Nope, political scientists are not much help when the only explanation is the incoherent and vindictive thought process of an intellectually dim but vituperative individual. Simply put, what does Alabama have that Colorado does not, in the mind of Trump?
Is it the infrastructure to support space operations? Nope. Is it the vast pool of civilian employees that are needed for such operations? Nope. Is it the great relations the several key military bases here in Colorado have with the state and local governments? Nope.
What Alabama does have are lots more Trump voters.
Colorado, fully primed and ready to continue performing key space operations, voted for Biden. Alabama did not. So, you must ask yourself, do you really think that Donald Trump is so petty, so vindictive, so deeply immature and spiteful that for no reasons other than his personal pity party he decided to disrupt space operations, spend billions of dollars unnecessarily and to displace thousands of military and civilian workers?
Yup.
A recent Colorado Politics story noted that a final decision by the Biden administration is due soon on whether to keep the Trump move on schedule or whether to toss it entirely and leave Space Command where it belongs in Colorado Springs. No issue, as you will see when you read the story, has united our elected officials, regardless of political party, in the way the entirely-Trump decision to move Space Command did. Heck, I even agree with U.S. Rep. Doug Lamborn (against whom I ran for Congress back in 2008). In a massive understatement, Lamborn noted, “I believe, based on inside information, that politics must have played a role…” Yup.
Future political science professors will have a hard time studying the Space Command decision, whichever way it turns out.

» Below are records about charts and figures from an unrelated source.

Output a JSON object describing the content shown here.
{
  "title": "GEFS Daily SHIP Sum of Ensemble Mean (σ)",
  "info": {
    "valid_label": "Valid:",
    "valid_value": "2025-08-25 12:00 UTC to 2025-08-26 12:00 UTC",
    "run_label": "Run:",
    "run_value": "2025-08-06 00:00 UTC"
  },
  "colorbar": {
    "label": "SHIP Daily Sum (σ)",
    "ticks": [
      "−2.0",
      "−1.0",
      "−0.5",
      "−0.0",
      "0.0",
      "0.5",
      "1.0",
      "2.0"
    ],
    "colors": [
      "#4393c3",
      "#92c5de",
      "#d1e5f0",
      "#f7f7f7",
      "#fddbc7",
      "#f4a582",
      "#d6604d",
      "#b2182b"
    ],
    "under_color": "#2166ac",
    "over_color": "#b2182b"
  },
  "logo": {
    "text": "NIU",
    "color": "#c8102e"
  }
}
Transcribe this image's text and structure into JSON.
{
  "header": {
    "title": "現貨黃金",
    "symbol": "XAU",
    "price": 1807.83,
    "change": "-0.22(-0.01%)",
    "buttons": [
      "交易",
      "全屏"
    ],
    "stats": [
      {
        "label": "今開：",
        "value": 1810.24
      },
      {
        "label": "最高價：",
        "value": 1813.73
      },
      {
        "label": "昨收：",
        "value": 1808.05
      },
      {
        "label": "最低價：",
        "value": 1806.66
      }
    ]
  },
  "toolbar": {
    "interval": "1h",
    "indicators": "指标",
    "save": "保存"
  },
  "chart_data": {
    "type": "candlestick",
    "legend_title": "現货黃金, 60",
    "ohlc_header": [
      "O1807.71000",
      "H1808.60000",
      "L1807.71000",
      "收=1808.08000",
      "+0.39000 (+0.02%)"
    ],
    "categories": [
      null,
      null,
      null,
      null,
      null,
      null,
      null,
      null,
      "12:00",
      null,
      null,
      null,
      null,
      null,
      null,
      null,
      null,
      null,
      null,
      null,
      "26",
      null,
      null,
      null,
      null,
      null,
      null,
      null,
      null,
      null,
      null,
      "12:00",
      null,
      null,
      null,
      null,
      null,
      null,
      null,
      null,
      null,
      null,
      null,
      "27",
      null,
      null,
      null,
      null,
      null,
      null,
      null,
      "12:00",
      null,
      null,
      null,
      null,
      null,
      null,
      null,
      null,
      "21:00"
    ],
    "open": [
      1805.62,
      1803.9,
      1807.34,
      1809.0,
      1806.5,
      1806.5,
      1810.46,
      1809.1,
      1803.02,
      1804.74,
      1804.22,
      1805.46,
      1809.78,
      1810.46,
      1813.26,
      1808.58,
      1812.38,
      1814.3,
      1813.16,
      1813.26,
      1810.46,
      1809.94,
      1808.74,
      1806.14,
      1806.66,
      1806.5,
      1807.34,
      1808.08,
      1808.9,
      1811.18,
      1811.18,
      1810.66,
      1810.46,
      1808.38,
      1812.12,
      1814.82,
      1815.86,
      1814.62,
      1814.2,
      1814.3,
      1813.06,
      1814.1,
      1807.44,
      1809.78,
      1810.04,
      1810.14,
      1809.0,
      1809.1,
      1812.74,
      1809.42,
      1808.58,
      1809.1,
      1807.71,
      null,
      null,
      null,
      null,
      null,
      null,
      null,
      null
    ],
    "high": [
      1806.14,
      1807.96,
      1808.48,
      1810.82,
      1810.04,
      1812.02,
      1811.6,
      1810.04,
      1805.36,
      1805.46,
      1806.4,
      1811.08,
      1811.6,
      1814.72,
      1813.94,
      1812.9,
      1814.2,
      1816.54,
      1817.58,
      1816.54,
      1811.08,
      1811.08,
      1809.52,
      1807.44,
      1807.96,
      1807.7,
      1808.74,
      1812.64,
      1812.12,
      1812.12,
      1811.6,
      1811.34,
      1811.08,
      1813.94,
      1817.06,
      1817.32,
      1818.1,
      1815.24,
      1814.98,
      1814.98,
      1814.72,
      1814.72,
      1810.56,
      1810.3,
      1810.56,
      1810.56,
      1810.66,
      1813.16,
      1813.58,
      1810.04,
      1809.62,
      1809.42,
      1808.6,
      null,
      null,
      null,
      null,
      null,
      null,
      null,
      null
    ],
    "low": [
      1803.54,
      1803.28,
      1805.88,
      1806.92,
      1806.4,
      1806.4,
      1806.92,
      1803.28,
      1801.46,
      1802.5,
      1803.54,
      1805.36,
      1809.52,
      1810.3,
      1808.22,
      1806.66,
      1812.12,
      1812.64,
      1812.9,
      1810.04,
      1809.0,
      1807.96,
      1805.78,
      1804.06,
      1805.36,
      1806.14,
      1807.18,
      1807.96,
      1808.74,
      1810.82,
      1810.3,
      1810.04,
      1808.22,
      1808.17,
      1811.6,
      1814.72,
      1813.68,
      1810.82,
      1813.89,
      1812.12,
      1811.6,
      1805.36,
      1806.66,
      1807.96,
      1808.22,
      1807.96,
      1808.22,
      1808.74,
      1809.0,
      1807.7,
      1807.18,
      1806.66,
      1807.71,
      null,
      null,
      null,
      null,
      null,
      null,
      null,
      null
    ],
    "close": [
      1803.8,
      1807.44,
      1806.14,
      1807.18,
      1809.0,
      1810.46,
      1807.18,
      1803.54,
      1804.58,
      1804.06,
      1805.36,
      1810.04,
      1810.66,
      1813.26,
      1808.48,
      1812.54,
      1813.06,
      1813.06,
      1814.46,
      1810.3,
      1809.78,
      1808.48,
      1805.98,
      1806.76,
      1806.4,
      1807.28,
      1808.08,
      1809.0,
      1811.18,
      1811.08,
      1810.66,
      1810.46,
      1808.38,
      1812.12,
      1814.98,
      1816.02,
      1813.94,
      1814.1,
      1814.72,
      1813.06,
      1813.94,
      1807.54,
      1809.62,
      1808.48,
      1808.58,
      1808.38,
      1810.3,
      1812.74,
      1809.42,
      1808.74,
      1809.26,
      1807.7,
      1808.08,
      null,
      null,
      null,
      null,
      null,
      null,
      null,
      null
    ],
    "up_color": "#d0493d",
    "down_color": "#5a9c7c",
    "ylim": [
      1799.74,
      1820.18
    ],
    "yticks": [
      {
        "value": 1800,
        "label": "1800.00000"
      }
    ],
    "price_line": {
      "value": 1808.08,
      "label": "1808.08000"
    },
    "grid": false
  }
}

None of the mathematical models used to predict bureaucratic behavior will work here. One can only understand the decision if you are able to get inside a mind that is vain, foolish, angry, bitter and vindictive as heck. I think we can take Trump as his word on this one: he did it all himself. That alone should be a good reason to revisit the decision. Until then, it’s wait and see.
Will we waste billions and disrupt thousands of lives because for one brief term a truly foolish and spiteful person was elected president?
I certainly hope not.
Hal Bidlack is a retired professor of political science and a retired Air Force lieutenant colonel who taught more than 17 years at the U.S. Air Force Academy in Colorado Springs.